The appellant appealed. She contended that even if the insurance premium was a service charge, section 169(7) did not oust the LVT’s jurisdiction to determine under section 168(4) whether the respondent was in breach of covenant. Moreover it was irrelevant that the unpaid premium was less than £500.
Held: The appeal was allowed.
The relevant clause was a covenant by the lessee to keep the property insured with a named insurer through the agency of the lessor, failing which the lessor would be entitled to insure the property and recover the premiums and incidental expenses from the lessee on demand. The appellant’s maintained that the respondent had failed to take out insurance as required by the covenant, not simply that she had failed to pay a premium. In those circumstances, the LVT’s reasoning was flawed and it had jurisdiction to determine whether the covenant had been breached.
The LVT would have had jurisdiction even if the alleged breach of covenant had been solely a failure to pay a sum in respect of an insurance premium. It was arguable that such an application should have been made under section 81 of the Housing Act 1996, rather than section 168(4) of the 2002 Act.
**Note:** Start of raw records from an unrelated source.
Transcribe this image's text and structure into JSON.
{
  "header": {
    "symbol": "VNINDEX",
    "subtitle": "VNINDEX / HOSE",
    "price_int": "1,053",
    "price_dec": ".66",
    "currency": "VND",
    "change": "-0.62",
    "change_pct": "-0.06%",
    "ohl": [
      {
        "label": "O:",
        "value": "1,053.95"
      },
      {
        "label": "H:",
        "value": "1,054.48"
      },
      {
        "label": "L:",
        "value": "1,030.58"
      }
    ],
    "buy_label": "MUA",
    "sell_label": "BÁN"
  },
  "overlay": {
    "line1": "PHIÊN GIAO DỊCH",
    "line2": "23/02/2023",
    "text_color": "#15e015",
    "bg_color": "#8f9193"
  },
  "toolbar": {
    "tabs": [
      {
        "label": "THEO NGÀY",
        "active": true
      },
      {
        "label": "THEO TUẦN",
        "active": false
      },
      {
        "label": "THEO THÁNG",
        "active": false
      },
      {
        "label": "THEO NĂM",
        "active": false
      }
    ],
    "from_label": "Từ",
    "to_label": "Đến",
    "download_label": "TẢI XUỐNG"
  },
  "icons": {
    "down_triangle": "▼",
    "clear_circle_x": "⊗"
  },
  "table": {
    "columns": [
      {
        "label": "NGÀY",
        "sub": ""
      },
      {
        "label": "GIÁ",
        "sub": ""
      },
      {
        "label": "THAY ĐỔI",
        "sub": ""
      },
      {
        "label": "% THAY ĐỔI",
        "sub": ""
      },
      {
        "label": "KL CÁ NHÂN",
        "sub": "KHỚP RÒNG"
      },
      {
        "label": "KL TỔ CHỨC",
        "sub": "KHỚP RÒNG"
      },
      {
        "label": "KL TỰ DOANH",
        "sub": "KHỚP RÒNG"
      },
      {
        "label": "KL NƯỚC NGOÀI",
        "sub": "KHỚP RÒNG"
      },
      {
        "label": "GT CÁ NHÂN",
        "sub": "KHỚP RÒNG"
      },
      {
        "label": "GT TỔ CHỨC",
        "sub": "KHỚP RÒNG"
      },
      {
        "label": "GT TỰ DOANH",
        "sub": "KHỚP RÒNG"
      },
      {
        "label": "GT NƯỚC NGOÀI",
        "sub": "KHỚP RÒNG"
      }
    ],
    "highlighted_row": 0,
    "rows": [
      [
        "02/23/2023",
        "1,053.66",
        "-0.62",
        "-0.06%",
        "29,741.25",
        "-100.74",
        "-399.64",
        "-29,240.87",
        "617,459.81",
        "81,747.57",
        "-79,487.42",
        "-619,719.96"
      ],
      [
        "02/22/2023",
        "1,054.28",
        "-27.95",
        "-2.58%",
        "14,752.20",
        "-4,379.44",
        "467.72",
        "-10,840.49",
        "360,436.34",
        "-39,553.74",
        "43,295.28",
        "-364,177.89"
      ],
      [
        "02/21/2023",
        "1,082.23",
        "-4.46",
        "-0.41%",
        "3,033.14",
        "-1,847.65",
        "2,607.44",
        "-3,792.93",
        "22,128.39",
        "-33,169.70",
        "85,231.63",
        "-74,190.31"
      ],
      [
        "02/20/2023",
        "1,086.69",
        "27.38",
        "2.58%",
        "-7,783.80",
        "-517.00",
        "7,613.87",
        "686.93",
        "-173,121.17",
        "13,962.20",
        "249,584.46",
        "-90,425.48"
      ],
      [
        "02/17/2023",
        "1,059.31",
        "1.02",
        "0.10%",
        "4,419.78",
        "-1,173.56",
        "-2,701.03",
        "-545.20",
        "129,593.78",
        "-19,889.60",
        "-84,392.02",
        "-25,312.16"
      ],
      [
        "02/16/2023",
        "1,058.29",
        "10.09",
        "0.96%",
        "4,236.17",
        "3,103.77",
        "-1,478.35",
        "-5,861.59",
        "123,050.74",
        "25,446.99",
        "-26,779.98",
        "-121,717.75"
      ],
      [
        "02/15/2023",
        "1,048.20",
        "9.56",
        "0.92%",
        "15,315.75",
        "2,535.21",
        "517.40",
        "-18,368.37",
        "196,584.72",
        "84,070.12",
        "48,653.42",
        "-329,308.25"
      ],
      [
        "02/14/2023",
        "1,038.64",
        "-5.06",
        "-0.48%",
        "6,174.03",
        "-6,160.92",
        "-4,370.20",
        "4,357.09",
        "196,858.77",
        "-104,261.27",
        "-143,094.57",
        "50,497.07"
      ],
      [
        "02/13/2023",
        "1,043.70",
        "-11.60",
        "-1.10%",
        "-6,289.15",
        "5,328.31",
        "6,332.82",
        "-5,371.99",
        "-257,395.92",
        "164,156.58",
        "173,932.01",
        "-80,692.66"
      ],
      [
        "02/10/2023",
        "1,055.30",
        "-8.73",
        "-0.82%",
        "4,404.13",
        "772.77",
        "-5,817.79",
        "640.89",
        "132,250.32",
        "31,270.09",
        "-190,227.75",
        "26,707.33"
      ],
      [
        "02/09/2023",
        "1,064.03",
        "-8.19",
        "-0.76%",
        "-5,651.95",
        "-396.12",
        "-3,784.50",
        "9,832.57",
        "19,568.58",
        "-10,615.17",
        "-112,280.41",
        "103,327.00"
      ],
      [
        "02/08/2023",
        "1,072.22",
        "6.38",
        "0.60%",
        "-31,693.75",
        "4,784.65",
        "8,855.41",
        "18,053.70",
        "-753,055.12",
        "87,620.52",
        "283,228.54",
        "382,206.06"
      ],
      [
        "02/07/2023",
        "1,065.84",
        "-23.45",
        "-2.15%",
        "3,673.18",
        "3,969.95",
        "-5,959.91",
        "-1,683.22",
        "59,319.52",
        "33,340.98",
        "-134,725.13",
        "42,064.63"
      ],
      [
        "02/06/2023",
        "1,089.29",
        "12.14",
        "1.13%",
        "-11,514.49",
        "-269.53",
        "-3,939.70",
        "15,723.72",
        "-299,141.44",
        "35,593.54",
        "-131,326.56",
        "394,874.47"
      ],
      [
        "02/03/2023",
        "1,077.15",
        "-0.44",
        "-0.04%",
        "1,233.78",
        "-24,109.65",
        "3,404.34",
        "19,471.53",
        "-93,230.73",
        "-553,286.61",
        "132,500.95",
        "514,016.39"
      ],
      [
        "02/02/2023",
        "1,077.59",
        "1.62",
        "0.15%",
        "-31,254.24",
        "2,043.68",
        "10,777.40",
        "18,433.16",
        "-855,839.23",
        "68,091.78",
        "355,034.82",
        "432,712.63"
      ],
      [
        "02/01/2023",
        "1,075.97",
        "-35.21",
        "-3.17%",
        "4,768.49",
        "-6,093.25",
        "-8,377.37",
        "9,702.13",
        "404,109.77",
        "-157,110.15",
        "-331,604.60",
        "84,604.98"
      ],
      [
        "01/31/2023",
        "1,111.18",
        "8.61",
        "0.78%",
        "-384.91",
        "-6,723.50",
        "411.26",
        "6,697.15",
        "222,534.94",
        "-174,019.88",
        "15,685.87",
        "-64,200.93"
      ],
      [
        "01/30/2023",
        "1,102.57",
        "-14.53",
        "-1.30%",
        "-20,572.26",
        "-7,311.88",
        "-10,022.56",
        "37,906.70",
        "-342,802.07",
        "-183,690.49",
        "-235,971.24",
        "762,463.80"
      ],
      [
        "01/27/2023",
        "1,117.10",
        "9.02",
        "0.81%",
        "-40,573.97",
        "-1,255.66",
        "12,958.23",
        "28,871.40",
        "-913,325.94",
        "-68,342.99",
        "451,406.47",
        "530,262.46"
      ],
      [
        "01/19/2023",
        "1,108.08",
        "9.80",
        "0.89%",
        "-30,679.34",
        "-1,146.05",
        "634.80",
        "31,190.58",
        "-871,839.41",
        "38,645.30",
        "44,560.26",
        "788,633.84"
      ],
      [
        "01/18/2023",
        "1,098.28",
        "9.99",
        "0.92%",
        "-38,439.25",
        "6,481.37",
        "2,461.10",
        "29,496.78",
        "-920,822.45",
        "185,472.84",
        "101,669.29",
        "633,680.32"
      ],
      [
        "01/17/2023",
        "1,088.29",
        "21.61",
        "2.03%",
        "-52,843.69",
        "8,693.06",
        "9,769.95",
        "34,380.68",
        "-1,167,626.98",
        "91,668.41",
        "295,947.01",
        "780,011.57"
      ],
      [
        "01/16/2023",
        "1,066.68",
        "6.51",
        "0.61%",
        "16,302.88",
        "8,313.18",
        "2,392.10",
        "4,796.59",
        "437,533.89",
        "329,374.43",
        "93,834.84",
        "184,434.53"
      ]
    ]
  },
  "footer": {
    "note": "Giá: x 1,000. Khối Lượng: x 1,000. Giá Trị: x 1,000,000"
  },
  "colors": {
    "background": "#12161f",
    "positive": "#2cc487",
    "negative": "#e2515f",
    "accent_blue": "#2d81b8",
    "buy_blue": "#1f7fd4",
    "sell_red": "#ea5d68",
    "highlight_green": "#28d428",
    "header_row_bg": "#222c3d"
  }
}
However, the LVT should have entertained the application and treated it as having been made under the relevant statutory provision, rather than declining jurisdiction simply because the wrong section was referred to in the application.
Furthermore, even if the breach complained of was the non-payment of a service charge in a sum less than £500, that did not mean that the LVT lacked jurisdiction. The 2002 Act did not indicate that section 168(4) was limited to cases where the breach complained of involved a sum of more than £500.
Although section 167(1) restricted a landlord’s right of re-entry or forfeiture to cases where the unpaid rent or service charge exceeded the prescribed sum, in some cases an unpaid amount of less than £500 could be admitted, with the landlord then alleging a further unpaid amount, also less than £500, whereupon both sums together would exceed the £500 limit. In these circumstances, the landlord might seek a determination from the LVT under section 168(4) because if the tenant were found to be in breach of covenant by its failure to pay the disputed amount, the landlord could rely on that and the admitted amount together as exceeding the £500 threshold and justify re-entry or forfeiture. The LVT would have to make the determination as to whether the unpaid amount was less than £500. It should not direct itself that it had jurisdiction only to consider an alleged breach constituted by a failure to pay an amount of less than £500 if it could be satisfied that an answer favourable to the landlord would result in that landlord being entitled to forfeit the tenant’s lease.
The matter was remitted to the LVT to reconsider the appellant’s application on its merits.
The case was decided on written representations.